On the vast, dry Bolivian plains near the shore of Lake Titicaca stand the remains of a great civilization. The glaring sun beats down on red stone walls and statues that have withstood more than 1,000 years.
This is the City of Tiwanaku, center of a civilization that reached its height between 600 and 1000 A.D., well before the Inca and Spanish conquests of the area.
What remains of Tiwanaku are ruins of the ceremonial center of one of the greatest civilizations in the Americas at its time. At its most powerful, Tiwanaku’s influence stretched over parts of modern day Bolivia, Chile and Peru. The city’s center, full of beautifully carved stone doorways and figures, was surrounded by a community of 15,000 to 20,000 indigenous artisans and farmers whose adobe homes stretched over the flat land.
When Inca forces moved down into Bolivia from their strongholds in Peru in the 1400s, they found Tiwanaku deserted. For the Inca, the Spanish, and the many researchers who have studied the ruins in recent decades, Tiwanaku is a point of fascination. The skill and creativity its makers displayed speak of a complex civilization that melted away.

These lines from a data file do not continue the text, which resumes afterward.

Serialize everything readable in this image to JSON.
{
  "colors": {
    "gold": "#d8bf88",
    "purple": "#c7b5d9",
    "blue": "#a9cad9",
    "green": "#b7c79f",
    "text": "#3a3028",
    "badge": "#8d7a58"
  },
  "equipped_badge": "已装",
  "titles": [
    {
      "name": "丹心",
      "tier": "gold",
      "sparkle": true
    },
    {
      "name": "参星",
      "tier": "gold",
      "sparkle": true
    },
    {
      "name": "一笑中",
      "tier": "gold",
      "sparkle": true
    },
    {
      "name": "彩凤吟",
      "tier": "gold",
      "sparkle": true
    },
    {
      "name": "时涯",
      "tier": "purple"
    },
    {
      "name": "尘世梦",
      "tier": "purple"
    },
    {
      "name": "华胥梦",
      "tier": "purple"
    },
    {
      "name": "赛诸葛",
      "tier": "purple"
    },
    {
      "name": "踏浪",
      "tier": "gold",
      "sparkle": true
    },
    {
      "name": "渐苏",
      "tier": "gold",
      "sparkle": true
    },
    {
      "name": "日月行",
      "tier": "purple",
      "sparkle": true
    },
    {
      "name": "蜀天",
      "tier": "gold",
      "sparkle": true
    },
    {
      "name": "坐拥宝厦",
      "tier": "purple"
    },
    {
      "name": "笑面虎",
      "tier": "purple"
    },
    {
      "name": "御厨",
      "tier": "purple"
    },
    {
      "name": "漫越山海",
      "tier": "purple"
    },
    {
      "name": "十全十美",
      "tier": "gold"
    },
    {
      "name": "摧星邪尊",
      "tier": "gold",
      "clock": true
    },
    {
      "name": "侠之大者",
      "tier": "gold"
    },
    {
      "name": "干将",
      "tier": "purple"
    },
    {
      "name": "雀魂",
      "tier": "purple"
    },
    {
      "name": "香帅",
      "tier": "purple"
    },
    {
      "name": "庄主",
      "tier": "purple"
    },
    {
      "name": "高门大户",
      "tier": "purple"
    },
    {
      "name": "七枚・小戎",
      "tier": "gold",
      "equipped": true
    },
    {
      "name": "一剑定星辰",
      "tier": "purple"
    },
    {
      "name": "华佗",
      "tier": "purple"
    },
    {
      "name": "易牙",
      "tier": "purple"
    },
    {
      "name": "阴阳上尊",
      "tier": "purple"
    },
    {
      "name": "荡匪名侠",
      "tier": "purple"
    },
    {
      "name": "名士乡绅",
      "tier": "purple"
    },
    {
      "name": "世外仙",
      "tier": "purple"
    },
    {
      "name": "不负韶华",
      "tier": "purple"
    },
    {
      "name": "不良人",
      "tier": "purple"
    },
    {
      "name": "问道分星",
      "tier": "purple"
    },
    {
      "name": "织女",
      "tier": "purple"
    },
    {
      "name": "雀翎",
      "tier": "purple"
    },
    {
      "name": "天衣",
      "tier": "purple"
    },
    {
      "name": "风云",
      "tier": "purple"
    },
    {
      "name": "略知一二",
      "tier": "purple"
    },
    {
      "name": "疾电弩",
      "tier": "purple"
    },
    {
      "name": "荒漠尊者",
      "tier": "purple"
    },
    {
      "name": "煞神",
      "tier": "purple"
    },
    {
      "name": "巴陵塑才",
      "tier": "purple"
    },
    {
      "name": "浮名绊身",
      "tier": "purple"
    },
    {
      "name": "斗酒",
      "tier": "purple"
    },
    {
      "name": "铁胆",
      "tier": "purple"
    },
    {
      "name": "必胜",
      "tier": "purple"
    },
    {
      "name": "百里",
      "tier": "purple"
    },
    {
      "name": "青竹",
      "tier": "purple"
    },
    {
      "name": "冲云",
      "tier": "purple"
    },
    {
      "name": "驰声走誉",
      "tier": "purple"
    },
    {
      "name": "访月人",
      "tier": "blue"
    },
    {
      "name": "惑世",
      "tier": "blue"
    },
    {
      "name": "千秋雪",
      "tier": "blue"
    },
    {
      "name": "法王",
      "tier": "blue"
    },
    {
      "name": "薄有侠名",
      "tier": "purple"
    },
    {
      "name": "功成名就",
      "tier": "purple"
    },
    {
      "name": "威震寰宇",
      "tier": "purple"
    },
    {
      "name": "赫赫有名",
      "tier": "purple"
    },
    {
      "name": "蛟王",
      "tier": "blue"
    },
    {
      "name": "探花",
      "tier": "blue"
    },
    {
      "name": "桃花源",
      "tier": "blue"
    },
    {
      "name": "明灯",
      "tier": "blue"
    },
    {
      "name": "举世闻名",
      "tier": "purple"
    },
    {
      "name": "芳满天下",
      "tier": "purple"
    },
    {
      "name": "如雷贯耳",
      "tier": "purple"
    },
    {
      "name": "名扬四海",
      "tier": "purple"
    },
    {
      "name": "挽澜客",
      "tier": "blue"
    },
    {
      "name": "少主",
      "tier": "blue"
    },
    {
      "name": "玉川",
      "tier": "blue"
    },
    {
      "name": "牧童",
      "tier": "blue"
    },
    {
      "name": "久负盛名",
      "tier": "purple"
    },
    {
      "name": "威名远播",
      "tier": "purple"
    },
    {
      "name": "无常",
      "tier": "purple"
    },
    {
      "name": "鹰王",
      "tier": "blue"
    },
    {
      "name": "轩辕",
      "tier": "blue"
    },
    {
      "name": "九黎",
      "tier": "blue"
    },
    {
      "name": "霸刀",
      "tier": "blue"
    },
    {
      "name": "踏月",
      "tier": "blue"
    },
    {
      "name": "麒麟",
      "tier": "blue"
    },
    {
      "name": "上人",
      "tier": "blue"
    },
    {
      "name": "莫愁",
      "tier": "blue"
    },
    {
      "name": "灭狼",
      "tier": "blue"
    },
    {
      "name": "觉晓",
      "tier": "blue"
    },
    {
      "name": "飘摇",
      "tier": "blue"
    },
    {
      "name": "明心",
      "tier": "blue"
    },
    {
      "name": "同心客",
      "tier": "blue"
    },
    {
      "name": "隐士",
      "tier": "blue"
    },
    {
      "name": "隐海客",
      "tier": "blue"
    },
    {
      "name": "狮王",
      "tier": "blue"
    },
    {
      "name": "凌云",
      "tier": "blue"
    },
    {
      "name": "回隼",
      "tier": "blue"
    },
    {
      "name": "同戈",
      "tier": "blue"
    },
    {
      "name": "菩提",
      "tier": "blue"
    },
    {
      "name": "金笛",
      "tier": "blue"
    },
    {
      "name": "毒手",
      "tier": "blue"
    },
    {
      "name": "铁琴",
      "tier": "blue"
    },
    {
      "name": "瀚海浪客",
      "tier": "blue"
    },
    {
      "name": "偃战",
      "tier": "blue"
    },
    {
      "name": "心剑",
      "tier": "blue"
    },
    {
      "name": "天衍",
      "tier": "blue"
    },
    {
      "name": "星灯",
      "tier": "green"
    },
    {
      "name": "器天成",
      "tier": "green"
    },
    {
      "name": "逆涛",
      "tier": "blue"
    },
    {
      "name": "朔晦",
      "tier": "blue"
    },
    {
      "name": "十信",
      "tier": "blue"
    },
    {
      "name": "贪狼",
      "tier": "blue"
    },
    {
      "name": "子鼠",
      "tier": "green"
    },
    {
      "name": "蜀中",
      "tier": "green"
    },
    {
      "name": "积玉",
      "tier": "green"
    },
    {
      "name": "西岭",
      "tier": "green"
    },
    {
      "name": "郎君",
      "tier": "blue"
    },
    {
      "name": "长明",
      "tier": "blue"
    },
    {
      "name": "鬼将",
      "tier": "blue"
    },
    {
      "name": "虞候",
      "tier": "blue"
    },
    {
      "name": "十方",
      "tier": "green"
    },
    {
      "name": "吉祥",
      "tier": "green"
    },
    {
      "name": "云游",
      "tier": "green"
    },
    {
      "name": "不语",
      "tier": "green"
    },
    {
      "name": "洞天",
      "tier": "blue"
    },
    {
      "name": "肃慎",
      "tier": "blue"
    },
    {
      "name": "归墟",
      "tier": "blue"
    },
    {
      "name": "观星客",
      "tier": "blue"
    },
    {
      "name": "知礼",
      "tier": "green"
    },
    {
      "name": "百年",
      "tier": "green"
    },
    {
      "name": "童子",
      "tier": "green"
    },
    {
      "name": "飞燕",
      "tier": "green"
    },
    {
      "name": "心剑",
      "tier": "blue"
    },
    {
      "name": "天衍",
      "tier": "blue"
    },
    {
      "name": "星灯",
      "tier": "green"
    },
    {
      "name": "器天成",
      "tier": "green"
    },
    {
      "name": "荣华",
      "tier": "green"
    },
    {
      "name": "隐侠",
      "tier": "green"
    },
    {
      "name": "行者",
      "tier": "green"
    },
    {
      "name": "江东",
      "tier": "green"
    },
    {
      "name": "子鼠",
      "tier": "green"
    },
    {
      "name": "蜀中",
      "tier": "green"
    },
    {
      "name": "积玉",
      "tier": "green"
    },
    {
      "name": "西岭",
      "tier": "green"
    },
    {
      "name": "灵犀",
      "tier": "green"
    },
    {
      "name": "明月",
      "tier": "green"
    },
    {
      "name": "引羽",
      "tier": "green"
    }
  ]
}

“Tiwanaku has a very strong attraction,” said Bolivian archaeologist Jedu Sagarnaga. “There was a Spaniard who said ‘Nobody passes here without feeling the attraction of the ruins.’ They are like a magnet.”
Bolivia’s 1952 social revolution led to Tiwanaku’s rebirth as an important symbol of indigenous culture and tradition. The revolution won new rights for Bolivia’s indigenous, like the right to vote, go to school and own land. Nicole Couture is an anthropologist and professor at McGill University who has studied Tiwanaku for 20 years.
“It was a time of fundamental transformation when the Bolivian nation finally included its indigenous population, and that is reflected in a new attention being paid to Tiwanaku,” Couture said. “Tiwanaku becomes a symbol of the new and inclusive national identity – that includes the indigenous past.”
Archaeologists are divided on who created Tiwanaku, and why they ultimately abandoned the extraordinary city. Some academics believe the same Aymara people who today populate Bolivia’s plains built Tiwanaku, while others think its creators have long since dispersed and left the area. Drought may have devastated crops and starved the city, and strife between groups in the area could have pulled the society apart and ended it.
There are even people who believe Tiwanaku was built by aliens, or that it is the result of a collision with the moon.
But Tiwanaku was a very human city where religion, politics and celebrating combined on a grand scale, said Alexei Vranich, archaeologist at the Cotsen Institute of Archaeology at the University of California, Los Angeles. “Tiwanaku must have been an impressive place of ritual political importance, with a lot of beer and a lot of food.”
That Tiwanaku produced a lot of food is one thing many archaeologists do agree on. Bolivia’s altiplano is a place of extremes. The sun burns unopposed by thin, high-altitude air during the day, and nights can be freezing cold. According to research by anthropologist Alan Kolata of the University of Chicago, the people of Tiwanaku built raised fields where they grew quinoa, wheat and other crops. These methods were so successful that agricultural surpluses contributed to the society’s power.
Today, the site draws thousands of visitors each year, and continues to gain force as an emblem of indigenous, particularly Aymara, identity. Bolivia’s Aymara Indian President Evo Morales was sworn into his second term as president at Tiwanaku.
The site also sees a huge celebration at the winter solstice, when Bolivians and tourists celebrate all night and watch the sun rise over the ruins. Nelli Mayta, an Aymara Indian from La Paz, is amazed at how the celebration has grown over the years, and how many foreigners now attend it.
But all is not bliss in Tiwanaku. Conflicts between local and regional government over money mean the site’s two museums are in disrepair. There are also disagreements on how to care for the ruins. Many archaeologists agree that the site needs major investment and professional engineering and restoration.
On the edges of Tiwanaku’s tourist areas stone doorways are propped up with branches, and blocks of stone have been dragged and arranged haphazardly. Restorations-in-progress leave large trenches near what was once a ceremonial pyramid. While Tiwanaku’s symbolic power is definite, the future of the ruins seems uncertain.